Introduction

What is The New Yorker? I know it’s a great magazine and that it’s a tremendous source of pleasure in my life. But what exactly is it? This blog’s premise is that The New Yorker is a work of art, as worthy of comment and analysis as, say, Keats’s “Ode on a Grecian Urn.” Each week I review one or more aspects of the magazine’s latest issue. I suppose it’s possible to describe and analyze an entire issue, but I prefer to keep my reviews brief, and so I usually focus on just one or two pieces, to explore in each the signature style of its author. A piece by Nick Paumgarten is not like a piece by Jill Lepore, and neither is like a piece by Ian Frazier. One could not mistake Collins for Seabrook, or Bilger for Galchen, or Mogelson for Kolbert. Each has found a style, and it is that style that I respond to as I read, and want to understand and describe.

Monday, February 24, 2014

February 17 & 24, 2014 Issue


William Strunk’s advice to “Make the paragraph the unit of composition” (Elements of Style, 1972) is undoubtedly right. But, for me, reading’s deepest pleasure is sourced in the colors, contours and textures of artfully crafted sentences. This week’s issue contains two gems. The first is from Amelia Lester’s “Tables For Two” piece on the Empire Diner:

Young families, their tabletops littered with sippy cups and mezcal cocktails, tend to finish their meal by attacking the Platonic ideal of the banana split, all wet walnuts and melting Neapolitan ice cream.

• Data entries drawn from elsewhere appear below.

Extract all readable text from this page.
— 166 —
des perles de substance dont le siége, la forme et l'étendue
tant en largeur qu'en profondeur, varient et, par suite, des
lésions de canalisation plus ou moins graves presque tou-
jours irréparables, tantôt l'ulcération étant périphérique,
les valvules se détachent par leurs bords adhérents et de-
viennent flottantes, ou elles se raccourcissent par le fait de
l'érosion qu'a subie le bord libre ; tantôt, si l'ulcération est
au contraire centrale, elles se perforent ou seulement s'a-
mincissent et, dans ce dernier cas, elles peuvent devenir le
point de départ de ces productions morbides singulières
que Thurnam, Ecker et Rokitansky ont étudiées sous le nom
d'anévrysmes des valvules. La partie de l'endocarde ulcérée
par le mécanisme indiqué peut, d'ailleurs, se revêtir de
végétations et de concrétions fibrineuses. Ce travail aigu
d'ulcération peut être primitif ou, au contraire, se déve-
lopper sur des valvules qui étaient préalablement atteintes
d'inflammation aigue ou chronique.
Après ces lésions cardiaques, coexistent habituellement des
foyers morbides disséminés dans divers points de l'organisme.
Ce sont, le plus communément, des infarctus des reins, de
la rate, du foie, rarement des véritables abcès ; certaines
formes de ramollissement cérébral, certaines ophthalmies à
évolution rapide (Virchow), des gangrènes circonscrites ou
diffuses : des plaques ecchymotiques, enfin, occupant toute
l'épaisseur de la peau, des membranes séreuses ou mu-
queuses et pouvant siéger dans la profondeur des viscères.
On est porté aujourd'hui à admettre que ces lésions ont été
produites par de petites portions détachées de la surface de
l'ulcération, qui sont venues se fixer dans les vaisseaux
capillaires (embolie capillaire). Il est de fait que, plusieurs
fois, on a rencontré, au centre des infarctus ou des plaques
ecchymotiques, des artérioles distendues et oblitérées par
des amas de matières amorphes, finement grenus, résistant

What a mélange of delightful, surprising ingredients! I particularly like the incongruous juxtaposition of “sippy cups” and “mezcal cocktails.” And the combination of abstraction (“Platonic ideal”) with specificity (“banana split, all wet walnuts and melting Neapolitan ice cream”) is ravishing. The whole thing is like a gorgeous Rauschenberg – Washington’s Golden Egg, say, or Monogram. I’m glad to have read it.

The other line that caught my eye is in Roger Angell’s wonderful “This Old Man”:

I’ve also become a blogger, and enjoy the ease and freedom of the form: it’s a bit like making a paper airplane and then watching it take wing below your window.

The analogy between blogging and making (and launching) a paper airplane is brilliant. It exactly expresses the “ease and freedom of the form” that I feel when I post an item here. Praise of blogging by a master writer like Angell is inspiring.